On a encore de M. de Villeneuve-Bargemont une Histoire de l’économie politique ou Études historiques, philosophiques et religieuses sur l’économie politique des peuples anciens et modernes (1841). Le plan en est analogue à celui de l’ouvrage de Blanqui : les idées en sont différentes, conformes d’ailleurs à celles que nous connaissons chez l’auteur de l’Économie politique chrétienne.

À coup sûr, ce que l’on pouvait constater partout depuis longtemps, c’est qu’il n’y avait plus d’unité dans le mou-

  1. Introduction, p. 38 de l’édition de 1837.

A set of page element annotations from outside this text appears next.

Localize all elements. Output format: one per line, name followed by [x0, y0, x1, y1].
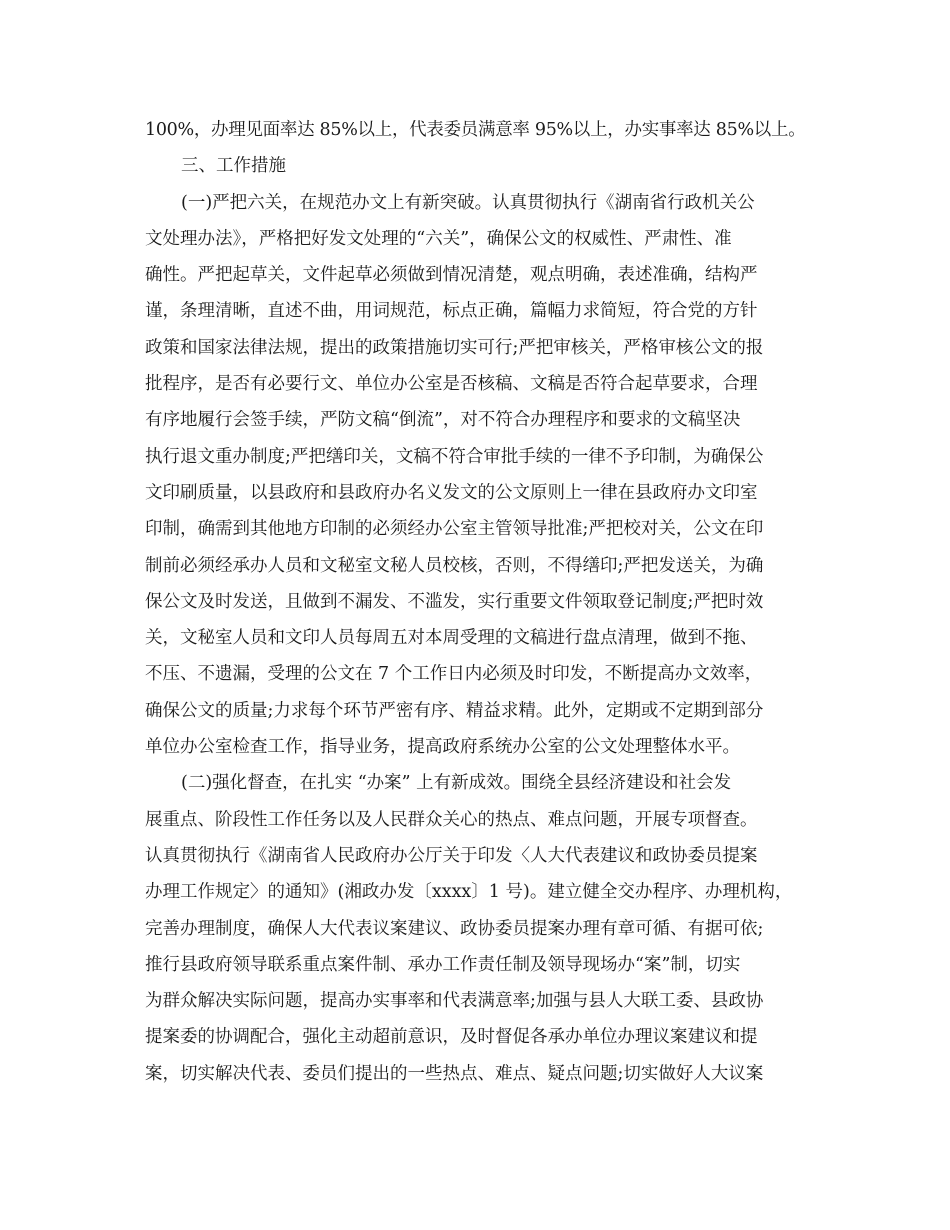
- text-line: 办理工作规定〉的通知》(湘政办发〔xxxx〕1 号)。建立健全交办程序、办理机构，: [145, 882, 793, 903]
- text-line: 批程序，是否有必要行文、单位办公室是否核稿、文稿是否符合起草要求，合理: [145, 374, 758, 395]
- text-line: 展重点、阶段性工作任务以及人民群众关心的热点、难点问题，开展专项督查。: [145, 809, 758, 830]
- text-line: 确保公文的质量;力求每个环节严密有序、精益求精。此外，定期或不定期到部分: [145, 700, 764, 721]
- text-line: 关，文秘室人员和文印人员每周五对本周受理的文稿进行盘点清理，做到不拖、: [145, 628, 758, 649]
- text-line: 提案委的协调配合，强化主动超前意识，及时督促各承办单位办理议案建议和提: [145, 1027, 758, 1048]
- text-line: 单位办公室检查工作，指导业务，提高政府系统办公室的公文处理整体水平。: [145, 737, 740, 758]
- document-body: [145, 112, 805, 1092]
- text-line: 执行退文重办制度;严把缮印关，文稿不符合审批手续的一律不予印制，为确保公: [145, 446, 764, 467]
- paragraph-first-line: 三、工作措施: [181, 156, 286, 177]
- text-line: 认真贯彻执行《湖南省人民政府办公厅关于印发〈人大代表建议和政协委员提案: [145, 845, 758, 866]
- text-line: 不压、不遗漏，受理的公文在 7 个工作日内必须及时印发，不断提高办文效率，: [145, 664, 763, 685]
- text-line: 政策和国家法律法规，提出的政策措施切实可行;严把审核关，严格审核公文的报: [145, 337, 764, 358]
- text-line: 文处理办法》，严格把好发文处理的“六关”，确保公文的权威性、严肃性、准: [145, 228, 732, 249]
- paragraph-first-line: (一)严把六关，在规范办文上有新突破。认真贯彻执行《湖南省行政机关公: [181, 192, 755, 213]
- text-line: 文印刷质量，以县政府和县政府办名义发文的公文原则上一律在县政府办文印室: [145, 482, 758, 503]
- text-line: 100%，办理见面率达 85%以上，代表委员满意率 95%以上，办实事率达 85%以上。: [145, 120, 806, 140]
- text-line: 为群众解决实际问题，提高办实事率和代表满意率;加强与县人大联工委、县政协: [145, 991, 764, 1012]
- text-line: 印制，确需到其他地方印制的必须经办公室主管领导批准;严把校对关，公文在印: [145, 519, 764, 540]
- text-line: 有序地履行会签手续，严防文稿“倒流”，对不符合办理程序和要求的文稿坚决: [145, 410, 741, 431]
- text-line: 制前必须经承办人员和文秘室文秘人员校核，否则，不得缮印;严把发送关，为确: [145, 555, 764, 576]
- text-line: 确性。严把起草关，文件起草必须做到情况清楚，观点明确，表述准确，结构严: [145, 265, 758, 286]
- text-line: 保公文及时发送，且做到不漏发、不滥发，实行重要文件领取登记制度;严把时效: [145, 591, 764, 612]
- text-line: 案，切实解决代表、委员们提出的一些热点、难点、疑点问题;切实做好人大议案: [145, 1063, 764, 1084]
- text-line: 谨，条理清晰，直述不曲，用词规范，标点正确，篇幅力求简短，符合党的方针: [145, 301, 758, 322]
- paragraph-first-line: (二)强化督查，在扎实 “办案” 上有新成效。围绕全县经济建设和社会发: [181, 773, 732, 794]
- text-line: 推行县政府领导联系重点案件制、承办工作责任制及领导现场办“案”制，切实: [145, 954, 741, 975]
- text-line: 完善办理制度，确保人大代表议案建议、政协委员提案办理有章可循、有据可依;: [145, 918, 764, 939]
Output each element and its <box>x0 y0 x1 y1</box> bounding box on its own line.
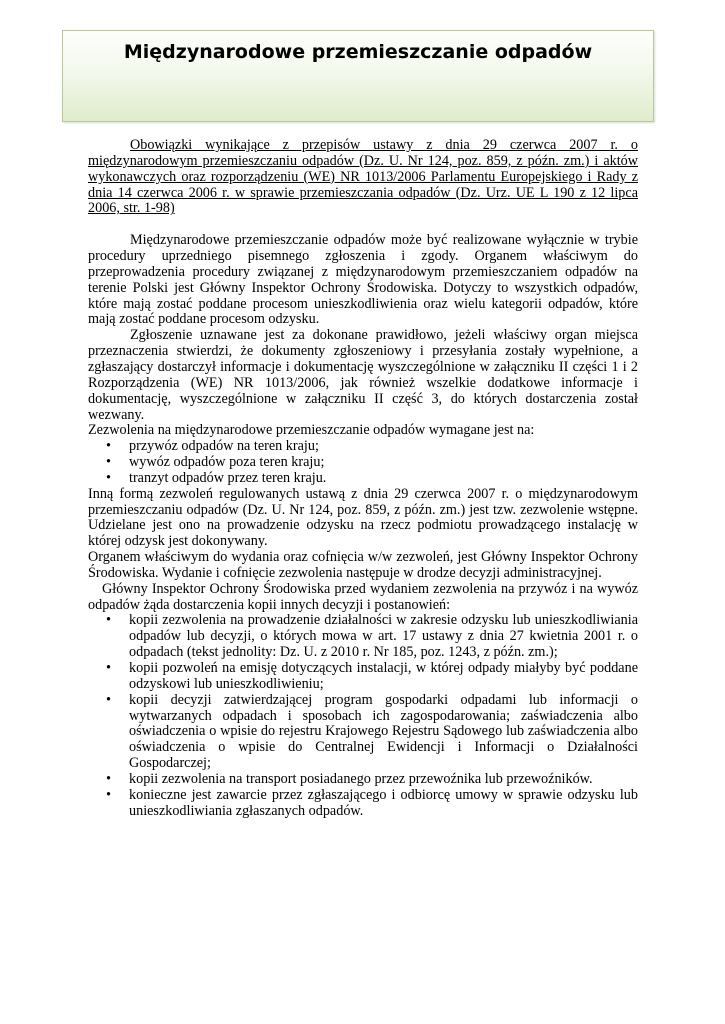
bullet-icon: • <box>106 691 111 708</box>
document-body <box>88 138 638 819</box>
bullet-icon: • <box>106 660 111 676</box>
paragraph-1: Międzynarodowe przemieszczanie odpadów może być realizowane wyłącznie w trybie procedury uprzedniego pisemnego zgłoszenia i zgody. Organem właściwym do przeprowadzenia procedury związanej z międzynarodowym przemieszczaniem odpadów na terenie Polski jest Główny Inspektor Ochrony Środowiska. Dotyczy to wszystkich odpadów, które mają zostać poddane procesom unieszkodliwienia oraz wielu kategorii odpadów, które mają zostać poddane procesom odzysku. <box>88 232 638 328</box>
list-item: • tranzyt odpadów przez teren kraju. <box>106 469 327 486</box>
list-item: • wywóz odpadów poza teren kraju; <box>106 454 325 471</box>
title-box <box>62 30 654 122</box>
page-title: Międzynarodowe przemieszczanie odpadów <box>123 41 593 63</box>
bullet-icon: • <box>106 469 111 486</box>
list-item: • kopii pozwoleń na emisję dotyczących instalacji, w której odpady miałyby być poddane odzyskowi lub unieszkodliwieniu; <box>106 660 638 692</box>
bullet-icon: • <box>106 770 111 787</box>
bullet-icon: • <box>106 438 111 455</box>
permit-types-list <box>88 439 638 487</box>
bullet-icon: • <box>106 612 111 629</box>
bullet-icon: • <box>106 786 111 803</box>
paragraph-5: Organem właściwym do wydania oraz cofnięcia w/w zezwoleń, jest Główny Inspektor Ochrony Środowiska. Wydanie i cofnięcie zezwolenia następuje w drodze decyzji administracyjnej. <box>88 549 638 581</box>
bullet-icon: • <box>106 454 111 471</box>
list-item: • przywóz odpadów na teren kraju; <box>106 438 319 455</box>
paragraph-4: Inną formą zezwoleń regulowanych ustawą z dnia 29 czerwca 2007 r. o międzynarodowym przemieszczaniu odpadów (Dz. U. Nr 124, poz. 859, z późn. zm.) jest tzw. zezwolenie wstępne. Udzielane jest ono na prowadzenie odzysku na rzecz podmiotu prowadzącego instalację w której odzysk jest dokonywany. <box>88 485 638 550</box>
required-documents-list <box>88 613 638 819</box>
list-item: • konieczne jest zawarcie przez zgłaszającego i odbiorcę umowy w sprawie odzysku lub unieszkodliwiania zgłaszanych odpadów. <box>106 786 638 819</box>
list-item: • kopii decyzji zatwierdzającej program gospodarki odpadami lub informacji o wytwarzanych odpadach i sposobach ich zagospodarowania; zaświadczenia albo oświadczenia o wpisie do rejestru Krajowego Rejestru Sądowego lub zaświadczenia albo oświadczenia o wpisie do Centralnej Ewidencji i Informacji o Działalności Gospodarczej; <box>106 691 638 772</box>
intro-paragraph: Obowiązki wynikające z przepisów ustawy z dnia 29 czerwca 2007 r. o międzynarodowym przemieszczaniu odpadów (Dz. U. Nr 124, poz. 859, z późn. zm.) i aktów wykonawczych oraz rozporządzeniu (WE) NR 1013/2006 Parlamentu Europejskiego i Rady z dnia 14 czerwca 2006 r. w sprawie przemieszczania odpadów (Dz. Urz. UE L 190 z 12 lipca 2006, str. 1-98) <box>88 137 638 217</box>
list-item: • kopii zezwolenia na transport posiadanego przez przewoźnika lub przewoźników. <box>106 770 593 787</box>
list-item: • kopii zezwolenia na prowadzenie działalności w zakresie odzysku lub unieszkodliwiania odpadów lub decyzji, o których mowa w art. 17 ustawy z dnia 27 kwietnia 2001 r. o odpadach (tekst jednolity: Dz. U. z 2010 r. Nr 185, poz. 1243, z późn. zm.); <box>106 612 638 661</box>
paragraph-2: Zgłoszenie uznawane jest za dokonane prawidłowo, jeżeli właściwy organ miejsca przeznaczenia stwierdzi, że dokumenty zgłoszeniowy i przesyłania zostały wypełnione, a zgłaszający dostarczył informacje i dokumentację wyszczególnione w załączniku II części 1 i 2 Rozporządzenia (WE) NR 1013/2006, jak również wszelkie dodatkowe informacje i dokumentację, wyszczególnione w załączniku II część 3, do których dostarczenia został wezwany. <box>88 327 638 423</box>
paragraph-6: Główny Inspektor Ochrony Środowiska przed wydaniem zezwolenia na przywóz i na wywóz odpadów żąda dostarczenia kopii innych decyzji i postanowień: <box>88 580 638 613</box>
paragraph-3: Zezwolenia na międzynarodowe przemieszczanie odpadów wymagane jest na: <box>88 422 535 439</box>
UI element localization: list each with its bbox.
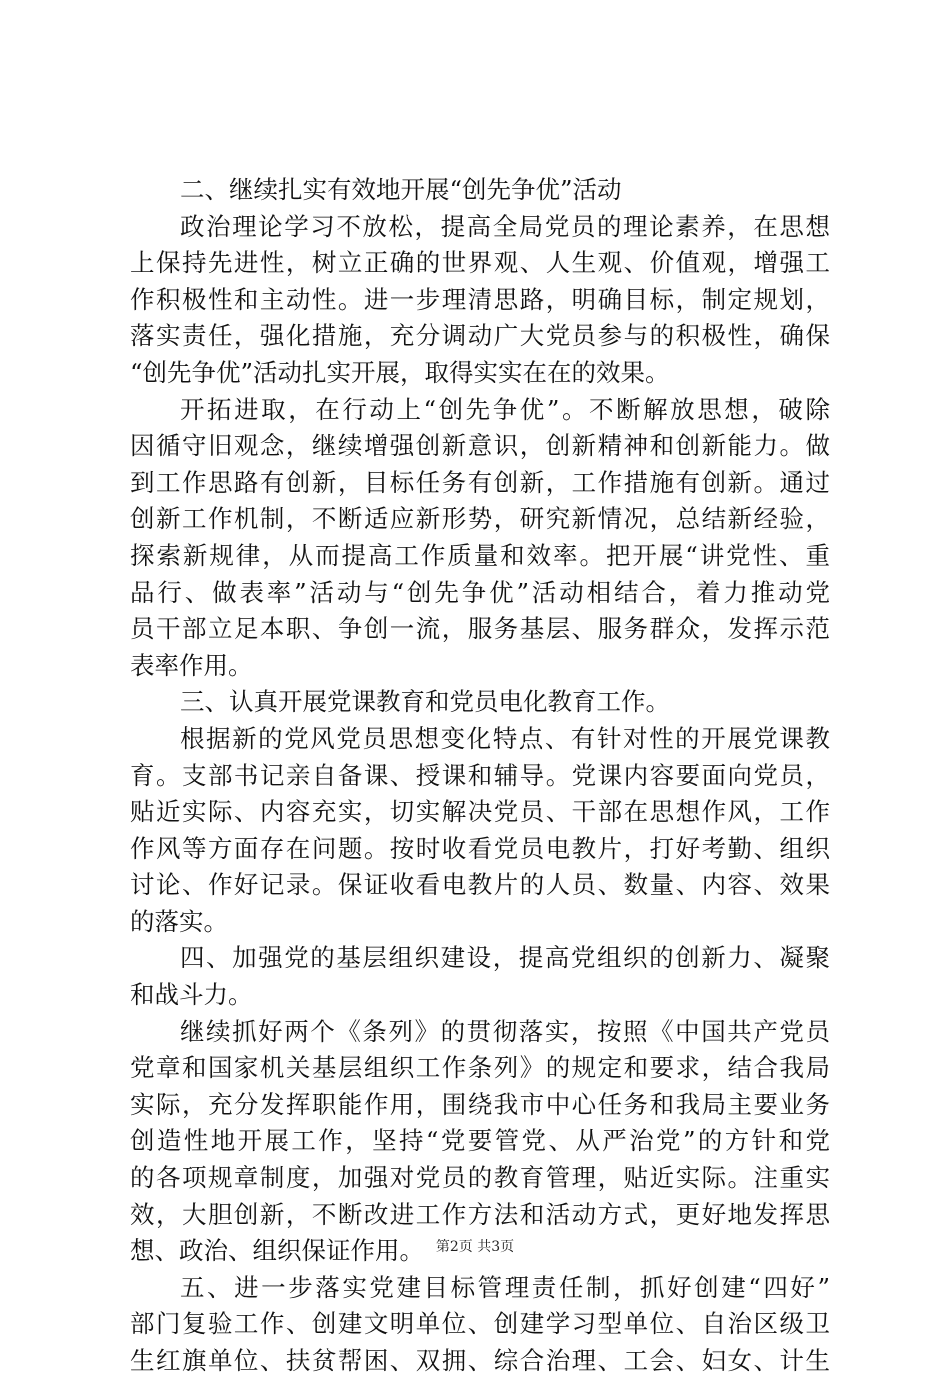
paragraph-line: 部门复验工作、创建文明单位、创建学习型单位、自治区级卫 xyxy=(130,1309,830,1339)
section-heading: 四、加强党的基层组织建设，提高党组织的创新力、凝聚 xyxy=(180,943,830,973)
section-heading: 三、认真开展党课教育和党员电化教育工作。 xyxy=(180,687,670,717)
paragraph-line: 继续抓好两个《条列》的贯彻落实，按照《中国共产党员 xyxy=(180,1016,830,1046)
paragraph-line: 生红旗单位、扶贫帮困、双拥、综合治理、工会、妇女、计生 xyxy=(130,1346,830,1375)
paragraph-line: 想、政治、组织保证作用。 xyxy=(130,1236,424,1266)
paragraph-line: 作风等方面存在问题。按时收看党员电教片，打好考勤、组织 xyxy=(130,833,830,863)
section-heading: 五、进一步落实党建目标管理责任制，抓好创建“四好” xyxy=(180,1272,830,1302)
page-number-footer: 第2页 共3页 xyxy=(435,1239,515,1255)
paragraph-line: “创先争优”活动扎实开展，取得实实在在的效果。 xyxy=(130,357,670,387)
paragraph-line: 开拓进取，在行动上“创先争优”。不断解放思想，破除 xyxy=(180,394,830,424)
paragraph-line: 作积极性和主动性。进一步理清思路，明确目标，制定规划， xyxy=(130,284,830,314)
paragraph-line: 员干部立足本职、争创一流，服务基层、服务群众，发挥示范 xyxy=(130,614,830,644)
paragraph-line: 的各项规章制度，加强对党员的教育管理，贴近实际。注重实 xyxy=(130,1163,830,1193)
paragraph-line: 落实责任，强化措施，充分调动广大党员参与的积极性，确保 xyxy=(130,321,830,351)
paragraph-line: 育。支部书记亲自备课、授课和辅导。党课内容要面向党员， xyxy=(130,760,830,790)
paragraph-line: 讨论、作好记录。保证收看电教片的人员、数量、内容、效果 xyxy=(130,870,830,900)
paragraph-line: 上保持先进性，树立正确的世界观、人生观、价值观，增强工 xyxy=(130,248,830,278)
paragraph-line: 根据新的党风党员思想变化特点、有针对性的开展党课教 xyxy=(180,723,830,753)
paragraph-line: 党章和国家机关基层组织工作条列》的规定和要求，结合我局 xyxy=(130,1053,830,1083)
paragraph-line: 政治理论学习不放松，提高全局党员的理论素养，在思想 xyxy=(180,211,830,241)
section-heading: 二、继续扎实有效地开展“创先争优”活动 xyxy=(180,175,622,204)
paragraph-line: 效，大胆创新，不断改进工作方法和活动方式，更好地发挥思 xyxy=(130,1199,830,1229)
paragraph-line: 创新工作机制，不断适应新形势，研究新情况，总结新经验， xyxy=(130,504,830,534)
section-heading: 和战斗力。 xyxy=(130,980,253,1010)
paragraph-line: 表率作用。 xyxy=(130,650,253,680)
paragraph-line: 的落实。 xyxy=(130,906,228,936)
paragraph-line: 探索新规律，从而提高工作质量和效率。把开展“讲党性、重 xyxy=(130,540,830,570)
paragraph-line: 品行、做表率”活动与“创先争优”活动相结合，着力推动党 xyxy=(130,577,830,607)
paragraph-line: 因循守旧观念，继续增强创新意识，创新精神和创新能力。做 xyxy=(130,431,830,461)
paragraph-line: 贴近实际、内容充实，切实解决党员、干部在思想作风，工作 xyxy=(130,797,830,827)
paragraph-line: 实际，充分发挥职能作用，围绕我市中心任务和我局主要业务 xyxy=(130,1089,830,1119)
paragraph-line: 到工作思路有创新，目标任务有创新，工作措施有创新。通过 xyxy=(130,467,830,497)
paragraph-line: 创造性地开展工作，坚持“党要管党、从严治党”的方针和党 xyxy=(130,1126,830,1156)
document-body xyxy=(130,172,830,1380)
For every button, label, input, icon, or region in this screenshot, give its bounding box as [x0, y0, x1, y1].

  2. M. l’abbé Winterer, à propos de l’abbé de Lamennais, s’exprime ainsi : « À ces noms (ceux de Fourier, Cabet, Pierre Leroux, Louis Blanc et Proudhon) nous avons la douleur de joindre celui de Lamennais » (Socialisme contemporain, 4e édition, tr. fr., Paris, 1901, p. 242). — Nous savons cependant qu’un bon nombre de catholiques sociaux ont été très froissés de ce rapprochement, ce qui du reste ne prouve rien contre son exactitude.
  3. Voyez surtout les Éléments de science sociale du P. Antoine, 1893, ch. xiii, pp. 410-426.